From economists to the man on the street, we now have concerns over a rapid increase in inflation. Those of us who lived through the 1970’s and early 1980’s remember how America suffered from stagflation, which is characterized by slow economic growth and relatively high unemployment.  Consumer prices skyrocketed 13% in 1979 and 13% in 1980. To slow the economy’s growth and shrink inflation, former Federal Reserve Chairman Paul Volcker raised the federal funds rate to a record 20% in March 1980. Unemployment in 1980 reached 7.5%.

For 2021, economists expect inflation to approach 2.3%. Not so bad? However, “the proverbial man in the street” is becoming nervous about inflation. Consumers expect inflation to rise to 3.3%, the highest level in six years. Citibank economist Veronica Clark said, “Price pressures have been building in the U.S. for the past five months, as fiscal-relief packages supported household income and business investment picked up.”

The Commerce Department reported that U.S. consumer spending rose 10% from the previous year. The burst in demand has

  • Created a sharp increase in commodity prices
  • Produced severe backlogs of ships carrying tens of thousands of containers
  • Created long delays in the ability to unload freight

Data firm IHS Markit reported the most severe supply disruptions since it started a national survey in 2007. IHS wrote, “firms reported slower output growth due to a lack of raw materials to fulfill new orders.”

The auto industry has suffered from acute shortages in semiconductors. In response, manufacturers have cut back on production. U.S. auto dealerships have a limited supply of trucks and cars because of a parts shortage that has interfered with production. As a consequence, buyers pay more, wait longer and have fewer models from which to choose.

The prevailing question is whether the expected wave of inflation will be modest or a dramatic flood that will cause our central bank to rapidly increase interest rates. Current low interest rates have fueled the stock market to new highs, increased housing prices nationwide (10% year-over-year) and raised commodity prices.

Federal Reserve Chairman Jerome Powell told lawmakers, “There will be a little bit slower growth and maybe some modest upward pressure on prices. But that should be something that is temporary.”

The Federal Reserve has a dual mandate: (1) foster maximum employment and (2) maintain price stability. Our central bank has interpreted maintaining price stability as keeping the inflation growth rate about 2% a year.

Although an increase in consumer prices could prompt the Fed to raise rates, most economists expect the Fed to not react to pricing pressures created by recent supply-chain disruptions.

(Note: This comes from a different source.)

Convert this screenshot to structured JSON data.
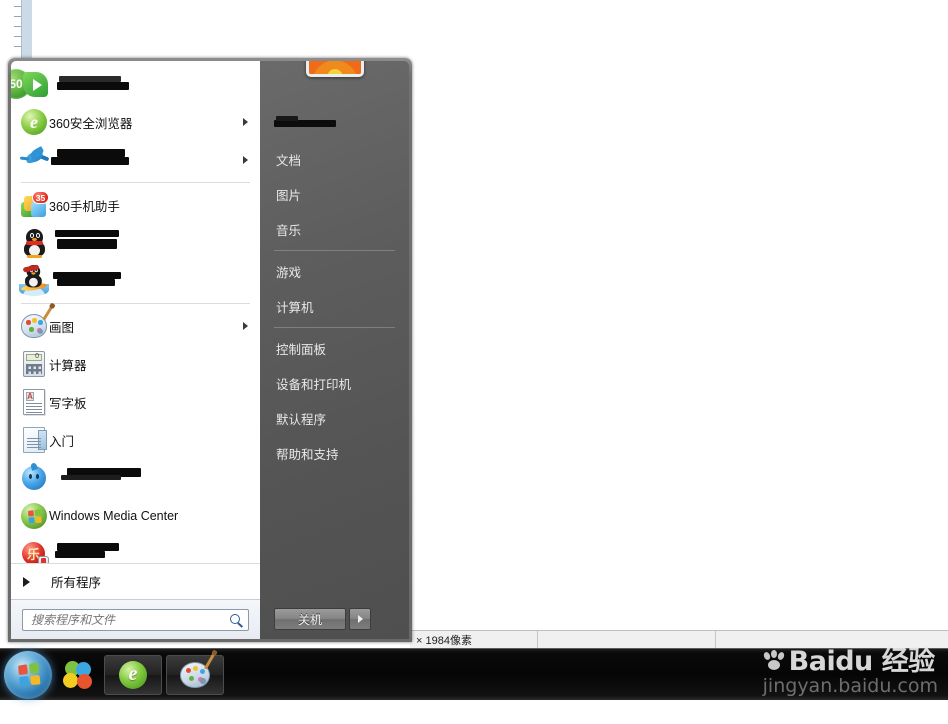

Inflation raises the financial stress or those of us who are retired. These are questions one needs to ask:

  • Will my cash flow continue to support my family if prices rise?
  • How much less purchasing power will one experience?
  • Should I purchase more equity assets with the prospect of rising prices?

Ernest Hemingway ably summed up my philosophy:

“The first panacea for a mismanaged nation is inflation of the currency, the second is war. Both bring temporary prosperity; both bring a permanent ruin. But both are the refuge of political and economic opportunists.”

During January 2021, year-over-year (YOY) growth in the money supply hit an all-time high of 38.6%. Increasing the money supply will cause inflation!

Americans concern about inflation is well founded. To paraphrase the Farmers Insurance ad, “They know a thing or two, because they have seen a thing or two.”